Attributions

The Role of CXCL10/CXCR3 in Neurodegeneration during Glaucoma

Yonju Ha, PhD The University of Texas Medical Branch at Galveston

Summary

Glaucoma is the second leading cause of blindness worldwide, which occurs due to neuronal cell death in the retina and is associated with increasing pressure in the eye, or intraocular pressure (IOP). However, treatment to lower eye pressure is not always effective for preventing the progression of glaucoma. Therefore, we will test whether two proteins called CXCL10 and CXCR3 are involved in retinal inflammation and neuronal cell death during glaucoma. Our final goal is to develop novel therapeutic approach to protect glaucoma patients from blindness, for example, by inhibiting the functions of CXCL10 and CXCR3.

Project Details

Glaucoma shares important features with neurodegenerative retinal diseases, including loss of retinal ganglion cells (RGCs) and optic nerve degeneration. However, the mechanisms resulting in optic nerve damage and RGC death in glaucoma are still unclear. Therefore, more studies are needed of the various pathways leading to RGC death in glaucoma; these will help us to discover effective therapies and treatments to slow or prevent RGC death and optic nerve degeneration and help the eyes maintain their physiological function.

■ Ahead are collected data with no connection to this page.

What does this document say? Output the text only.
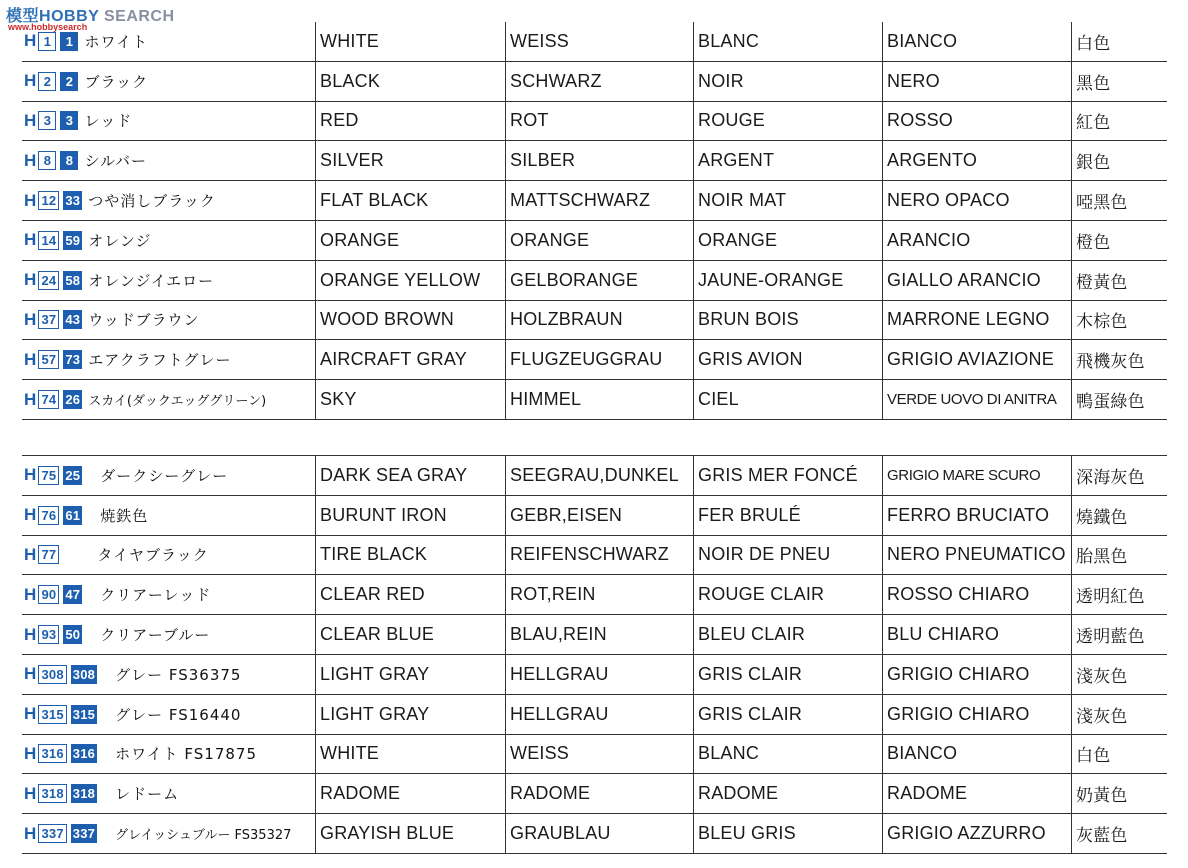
模型HOBBY SEARCH
www.hobbysearch
H 1	1 ホワイト	WHITE	WEISS	BLANC	BIANCO	白色
H 2	2 ブラック	BLACK	SCHWARZ	NOIR	NERO	黑色
H 3	3 レッド	RED	ROT	ROUGE	ROSSO	紅色
H 8	8 シルバー	SILVER	SILBER	ARGENT	ARGENTO	銀色
H 12 33 つや消しブラック	FLAT BLACK	MATTSCHWARZ	NOIR MAT	NERO OPACO	啞黑色
H 14 59 オレンジ	ORANGE	ORANGE	ORANGE	ARANCIO	橙色
H 24 58 オレンジイエロー	ORANGE YELLOW	GELBORANGE	JAUNE-ORANGE	GIALLO ARANCIO	橙黃色
H 37 43 ウッドブラウン	WOOD BROWN	HOLZBRAUN	BRUN BOIS	MARRONE LEGNO	木棕色
H 57 73 エアクラフトグレー	AIRCRAFT GRAY	FLUGZEUGGRAU	GRIS AVION	GRIGIO AVIAZIONE	飛機灰色
H 74 26 スカイ(ダックエッググリーン)	SKY	HIMMEL	CIEL	VERDE UOVO DI ANITRA	鴨蛋綠色
H 75 25 ダークシーグレー	DARK SEA GRAY	SEEGRAU,DUNKEL	GRIS MER FONCÉ	GRIGIO MARE SCURO	深海灰色
H 76 61 焼鉄色	BURUNT IRON	GEBR,EISEN	FER BRULÉ	FERRO BRUCIATO	燒鐵色
H 77	タイヤブラック	TIRE BLACK	REIFENSCHWARZ	NOIR DE PNEU	NERO PNEUMATICO 胎黑色
H 90 47 クリアーレッド	CLEAR RED	ROT,REIN	ROUGE CLAIR	ROSSO CHIARO	透明紅色
H 93 50 クリアーブルー	CLEAR BLUE	BLAU,REIN	BLEU CLAIR	BLU CHIARO	透明藍色
H 308 308 グレー FS36375	LIGHT GRAY	HELLGRAU	GRIS CLAIR	GRIGIO CHIARO	淺灰色
H 315 315 グレー FS16440	LIGHT GRAY	HELLGRAU	GRIS CLAIR	GRIGIO CHIARO	淺灰色
H 316 316 ホワイト FS17875	WHITE	WEISS	BLANC	BIANCO	白色
H 318 318 レドーム	RADOME	RADOME	RADOME	RADOME	奶黃色
H 337 337 グレイッシュブルー FS35327 GRAYISH BLUE	GRAUBLAU	BLEU GRIS	GRIGIO AZZURRO	灰藍色
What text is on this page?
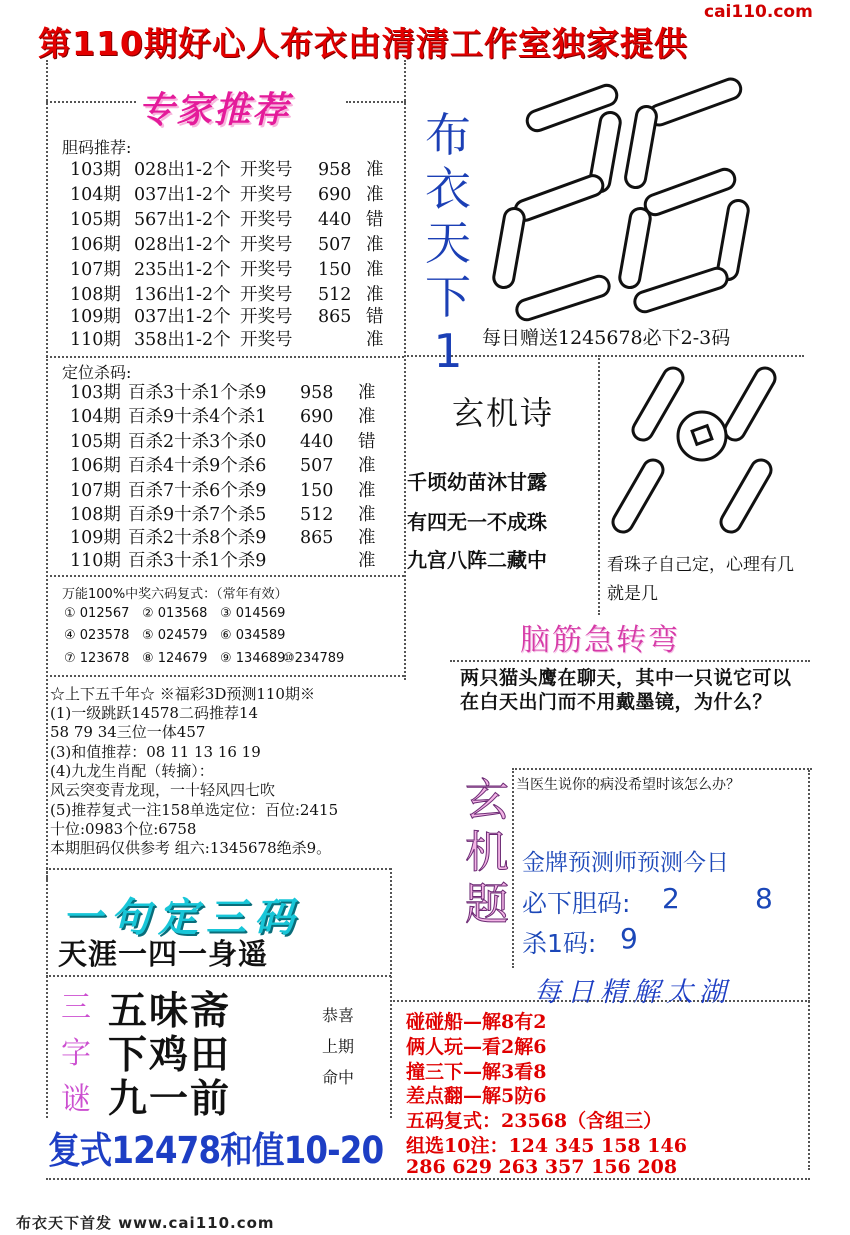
cai110.com
第110期好心人布衣由清清工作室独家提供
专家推荐
胆码推荐:
103期 028出1-2个 开奖号 958 准
104期 037出1-2个 开奖号 690 准
105期 567出1-2个 开奖号 440 错
106期 028出1-2个 开奖号 507 准
107期 235出1-2个 开奖号 150 准
108期 136出1-2个 开奖号 512 准
109期 037出1-2个 开奖号 865 错
110期 358出1-2个 开奖号	准
定位杀码:
103期 百杀3十杀1个杀9 958 准
104期 百杀9十杀4个杀1 690 准
105期 百杀2十杀3个杀0 440 错
106期 百杀4十杀9个杀6 507 准
107期 百杀7十杀6个杀9 150 准
108期 百杀9十杀7个杀5 512 准
109期 百杀2十杀8个杀9 865 准
110期 百杀3十杀1个杀9	准
万能100%中奖六码复式：（常年有效）
① 012567 ② 013568 ③ 014569
④ 023578 ⑤ 024579 ⑥ 034589
⑦ 123678 ⑧ 124679 ⑨ 134689
⑩234789
布衣天下1
26
每日赠送1245678必下2-3码
玄机诗
千顷幼苗沐甘露
有四无一不成珠
九宫八阵二藏中	看珠子自己定，心理有几就是几
脑筋急转弯
两只猫头鹰在聊天，其中一只说它可以在白天出门而不用戴墨镜，为什么？
☆上下五千年☆ ※福彩3D预测110期※
(1)一级跳跃14578二码推荐14
58 79 34三位一体457
(3)和值推荐：08 11 13 16 19
(4)九龙生肖配（转摘）：
风云突变青龙现，一十轻风四七吹
(5)推荐复式一注158单选定位：百位:2415
十位:0983个位:6758
本期胆码仅供参考 组六:1345678绝杀9。
玄机题
当医生说你的病没希望时该怎么办？
金牌预测师预测今日
必下胆码: 2	8
杀1码: 9
一句定三码
天涯一四一身遥
三字谜
五味斋
下鸡田
九一前
恭喜
上期
命中
每日精解太湖
碰碰船—解8有2
俩人玩—看2解6
撞三下—解3看8
差点翻—解5防6
五码复式：23568（含组三）
组选10注：124 345 158 146
286 629 263 357 156 208
复式12478和值10-20
布衣天下首发 www.cai110.com
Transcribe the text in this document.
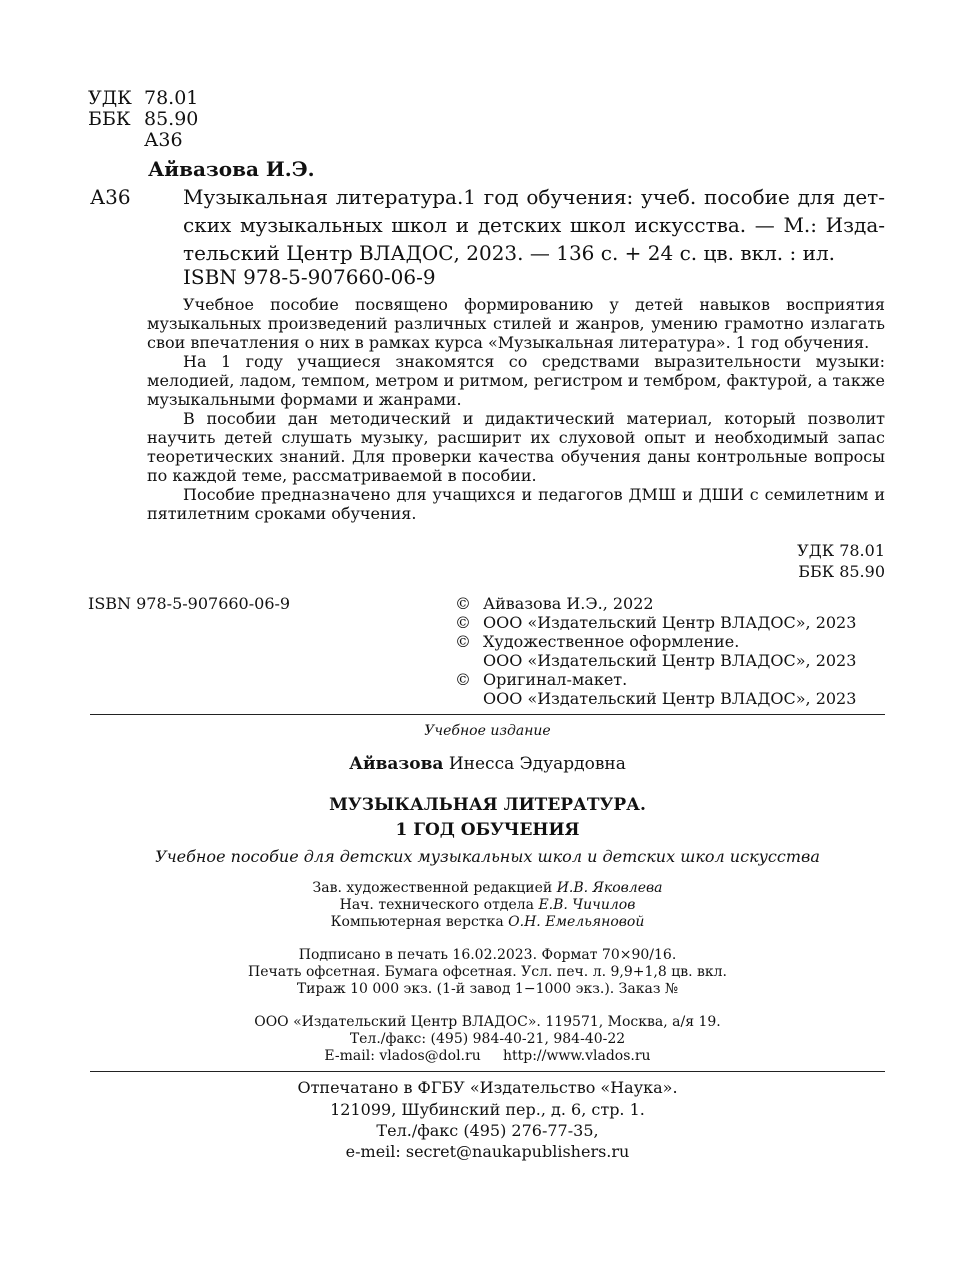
УДК 78.01
ББК 85.90
А36
Айвазова И.Э.
А36	Музыкальная литература.1 год обучения: учеб. пособие для дет-
ских музыкальных школ и детских школ искусства. — М.: Изда-
тельский Центр ВЛАДОС, 2023. — 136 с. + 24 с. цв. вкл. : ил.
ISBN 978-5-907660-06-9

Учебное пособие посвящено формированию у детей навыков восприятия музыкальных произведений различных стилей и жанров, умению грамотно излагать свои впечатления о них в рамках курса «Музыкальная литература». 1 год обучения.

На 1 году учащиеся знакомятся со средствами выразительности музыки: мелодией, ладом, темпом, метром и ритмом, регистром и тембром, фактурой, а также музыкальными формами и жанрами.

В пособии дан методический и дидактический материал, который позволит научить детей слушать музыку, расширит их слуховой опыт и необходимый запас теоретических знаний. Для проверки качества обучения даны контрольные вопросы по каждой теме, рассматриваемой в пособии.

Пособие предназначено для учащихся и педагогов ДМШ и ДШИ с семилетним и пятилетним сроками обучения.

УДК 78.01
ББК 85.90
ISBN 978-5-907660-06-9	© Айвазова И.Э., 2022
© ООО «Издательский Центр ВЛАДОС», 2023
© Художественное оформление.
ООО «Издательский Центр ВЛАДОС», 2023
© Оригинал-макет.
ООО «Издательский Центр ВЛАДОС», 2023
Учебное издание
Айвазова Инесса Эдуардовна
МУЗЫКАЛЬНАЯ ЛИТЕРАТУРА.
1 ГОД ОБУЧЕНИЯ
Учебное пособие для детских музыкальных школ и детских школ искусства
Зав. художественной редакцией И.В. Яковлева
Нач. технического отдела Е.В. Чичилов
Компьютерная верстка О.Н. Емельяновой
Подписано в печать 16.02.2023. Формат 70×90/16.
Печать офсетная. Бумага офсетная. Усл. печ. л. 9,9+1,8 цв. вкл.
Тираж 10 000 экз. (1-й завод 1−1000 экз.). Заказ №
ООО «Издательский Центр ВЛАДОС». 119571, Москва, а/я 19.
Тел./факс: (495) 984-40-21, 984-40-22
E-mail: vlados@dol.ru     http://www.vlados.ru
Отпечатано в ФГБУ «Издательство «Наука».
121099, Шубинский пер., д. 6, стр. 1.
Тел./факс (495) 276-77-35,
e-meil: secret@naukapublishers.ru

The goal of the proposed research is to investigate the role of CXCL10/CXCR3 signaling during the pathogenesis of glaucoma related to inflammation, RGC death and optic nerve degeneration. To understand the mechanism of CXCL10/CXCR3 signaling in the glaucomatous retina and test whether it is potential candidate for treatment, we propose two specific aims. The first aim is to test whether CXCL10/CXCR3signaling is activated and plays a key role in inflammation in the glaucomatous retina and optic nerve head (ONH). The second aim is to test whether blockade of CXCR3 signaling prevents glaucomatous optic neuropathy and preserves retinal function.

The current clinical standard for glaucoma treatment is mainly aimed at lowering IOP, but is not always effective. We propose to test a novel hypothesis, that activation of chemokine receptor CXCR3 has an essential role in retinal inflammation and neurodegeneration in glaucoma. Through our findings we hope to provide the first evidence that chemokines, a group of 8-10 kDa cytokines directing leukocyte migration during inflammation, are involved in the pathogenesis of glaucoma. Our research application also uses a novel real-time imaging technique to determine leukocyte rolling and infiltration in the glaucomatous retina. Our plan calls for specifying the contributions of CXCR3 expressing cells versus leukocytes in the retina through a process involving bone marrow transplantation with our newly developed CXCR3KO-GFP mice. Our final goal is to develop novel therapeutic approach to protect glaucoma patients from blindness by inhibiting the CXCL10/CXCR3 signaling.